Review: “Master and Commander: The Far Side of the World”

One keeps waiting for Russell Crowe to slip up and star in a bad movie and so far he’s gladly been able to disappoint us – well the good news with ‘Master’ is that he’s done it again. Peter Weir’s sailing epic has proven quite a surprise – its extremely good and whilst its trailers were on the limp side, the film itself plays like a great “Horatio Hornblower” episode if they had a real budget and more cinematic hands behind the helm. In a few short months thanks to the likes of this and “Pirates of the Caribbean”, the sea-faring swashbuckler flick has gone from being a pariah in movie circles, to the next great ‘reborn craze’ like all the sword & sandal epics currently in production which got new life thanks to “Gladiator”.

But whereas ‘Pirates’ was a deftly entertaining crowd-pleaser with action and a family/youth-oriented slant, ‘Master’ is an altogether different beast – a smart adult character drama which mixes equal amounts of realistically clever strategic action sequences, quiet moments of contemplation, and a meticulous attention to detail. Weir has proven one of the great filmmakers and this is amongst his best efforts since the likes of his early Australian work with the epic war drama “Gallipoli” or the hauntingly tragic “Picnic at Hanging Rock”.
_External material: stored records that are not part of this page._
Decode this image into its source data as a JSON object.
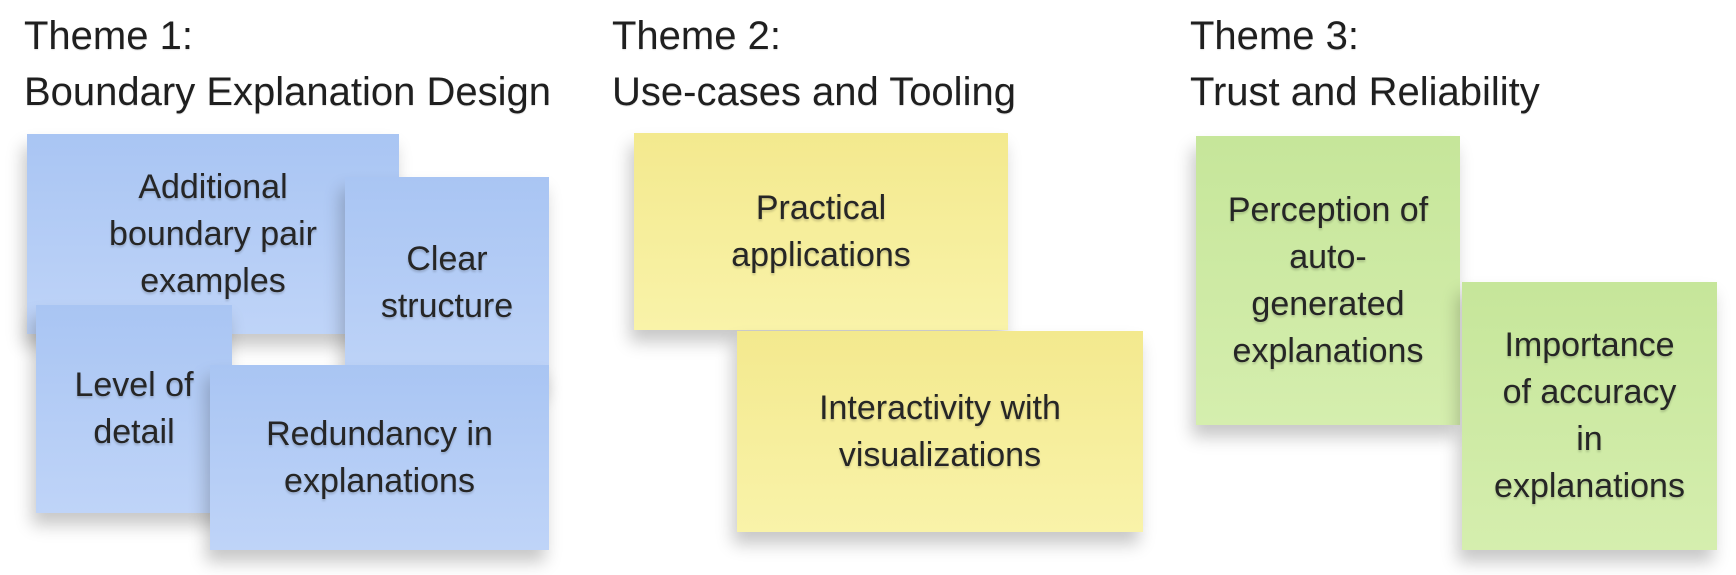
{
  "board": {
    "background": "#ffffff",
    "title_color": "#1f1f1f",
    "note_text_color": "#262626"
  },
  "themes": [
    {
      "title": "Theme 1:\nBoundary Explanation Design",
      "color_name": "blue",
      "colors": {
        "top": "#a9c5f3",
        "bottom": "#bfd4f8"
      },
      "notes": [
        {
          "text": "Additional\nboundary pair\nexamples"
        },
        {
          "text": "Clear\nstructure"
        },
        {
          "text": "Level of\ndetail"
        },
        {
          "text": "Redundancy in\nexplanations"
        }
      ]
    },
    {
      "title": "Theme 2:\nUse-cases and Tooling",
      "color_name": "yellow",
      "colors": {
        "top": "#f3e98e",
        "bottom": "#f9f3a9"
      },
      "notes": [
        {
          "text": "Practical\napplications"
        },
        {
          "text": "Interactivity with\nvisualizations"
        }
      ]
    },
    {
      "title": "Theme 3:\nTrust and Reliability",
      "color_name": "green",
      "colors": {
        "top": "#c6e69a",
        "bottom": "#d5eeae"
      },
      "notes": [
        {
          "text": "Perception of\nauto-\ngenerated\nexplanations"
        },
        {
          "text": "Importance\nof accuracy\nin\nexplanations"
        }
      ]
    }
  ]
}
‘Master’ is a unique film in a few ways – firstly the narrative is set almost entirely on or below the decks of the sailing vessel HMS Surprise, whilst the characters themselves are the sole ones on-screen. Sure we get glimpses of island natives and the enemy ship’s crew, but they’re brief and only enough time for one or two lines – this is entirely about the crewmen onboard the ship and their interactions with each other. There’s no real story except for the pursuit of the enemy French vessel Acheron, and even that antagonist not only goes missing for much of the film but when it does appear its more like a force of nature than anything else as we know nothing about the crew which remain faceless and unseen for practically the full runtime.
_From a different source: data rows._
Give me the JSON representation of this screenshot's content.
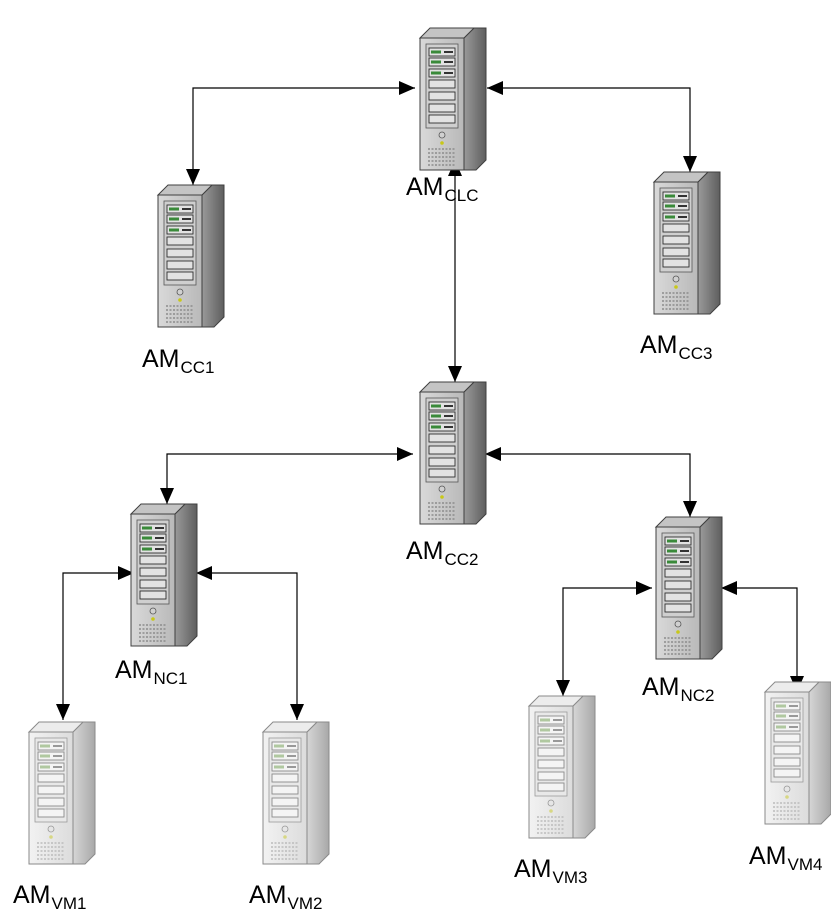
{
  "diagram": {
    "nodes": [
      {
        "id": "clc",
        "base": "AM",
        "sub": "CLC",
        "style": "dark"
      },
      {
        "id": "cc1",
        "base": "AM",
        "sub": "CC1",
        "style": "dark"
      },
      {
        "id": "cc3",
        "base": "AM",
        "sub": "CC3",
        "style": "dark"
      },
      {
        "id": "cc2",
        "base": "AM",
        "sub": "CC2",
        "style": "dark"
      },
      {
        "id": "nc1",
        "base": "AM",
        "sub": "NC1",
        "style": "dark"
      },
      {
        "id": "nc2",
        "base": "AM",
        "sub": "NC2",
        "style": "dark"
      },
      {
        "id": "vm1",
        "base": "AM",
        "sub": "VM1",
        "style": "light"
      },
      {
        "id": "vm2",
        "base": "AM",
        "sub": "VM2",
        "style": "light"
      },
      {
        "id": "vm3",
        "base": "AM",
        "sub": "VM3",
        "style": "light"
      },
      {
        "id": "vm4",
        "base": "AM",
        "sub": "VM4",
        "style": "light"
      }
    ],
    "edges": [
      {
        "from": "clc",
        "to": "cc1",
        "bidirectional": true
      },
      {
        "from": "clc",
        "to": "cc3",
        "bidirectional": true
      },
      {
        "from": "clc",
        "to": "cc2",
        "bidirectional": true
      },
      {
        "from": "cc2",
        "to": "nc1",
        "bidirectional": true
      },
      {
        "from": "cc2",
        "to": "nc2",
        "bidirectional": true
      },
      {
        "from": "nc1",
        "to": "vm1",
        "bidirectional": true
      },
      {
        "from": "nc1",
        "to": "vm2",
        "bidirectional": true
      },
      {
        "from": "nc2",
        "to": "vm3",
        "bidirectional": true
      },
      {
        "from": "nc2",
        "to": "vm4",
        "bidirectional": true
      }
    ]
  }
}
Yet for over two hours it remains completely captivating. A lot of it has to do with the cast which truly work well together. Crowe is a major talent absolutely no question, he ALWAYS gives it a go in every performance he does and yet while his portrayal here isn’t a memorable performance like some of his more recent work (ala “The Insider”, “A Beautiful Mind”), its still a rock solid anchor around which everyone gyrates. Crowe’s matched, if not beaten by co-star Paul Bettany as the more science-oriented Maturin – both of these very opposite characters play off each other extremely well and the ‘friendship’ aspect of the two is handled with great care and thus comes off with pitch perfect credibility. The various young faces of the cast lend strong support, especially Max Pirkis as a very young blond sailor whom Aubrey takes under his wing after a terrible injury is sustained in the opening sequence.

The behind-the-scenes talent is equally up to the task, most notably Russell Boyd. Cinematography wise this is one of the more stunning looking movies of the year, truly epic in visual scope and combined with long-time collaborator Weir, Boyd’s steady hand makes the stark beauty of the Galapagos Islands or the raging waters of the South Seas around Cape Horn and Tierra Del Fuego look superb. The score, the editing, etc. are all quite beautifully handled. Both towards the start and end are some great suspenseful chase and action scenes involving the enemy ship which work the tension level extremely well without going overboard (no pun intended). Production value wise this film is simply immaculate.

Yet it all stops just short of becoming a classic. Why? Well most notably the whole point of the film. The best epics revolve around a key central plot with a lot personally at stake for the protagonist and while there is one here with the French vessel’s pursuit, it feels like its not taken seriously at times and completely ignored at others. There’s all sorts of little subplots and vignettes in here (eg. the drowning sailor, the bullied lieutenant) which while enjoyable, are essentially padding as they add little to the plot or character development. Crowe and Bettany obviously stand out of the crowd of course, but many of the other sailors remain nameless faces despite quite a few having dialogue (for example Billy Boyd who keeps popping up here and there with little explanation). The lack of laughter doesn’t help alleviate some of the ‘lighter’ scenes, and the odd attempts at humour (such as the dinner dessert) are painfully bad.

Like I said before, this is no ‘Pirates’. Its smarter, slower, expertly made and realistic, but more internal and serious too. Its a production made by some of the most skilled people in the business – the kind of people who churn out films rather than products, where quality is far more important than time or quantity. Thus the end result speaks for itself. As films go this year this is one of the highlights, certainly not the best but it is amongst the real quality efforts of the year. Audiences might find it a little soggy & talkative, but that’s part of its charm – its a nicely intimate piece crafted with more intelligence than many films out there and for that it should be applauded.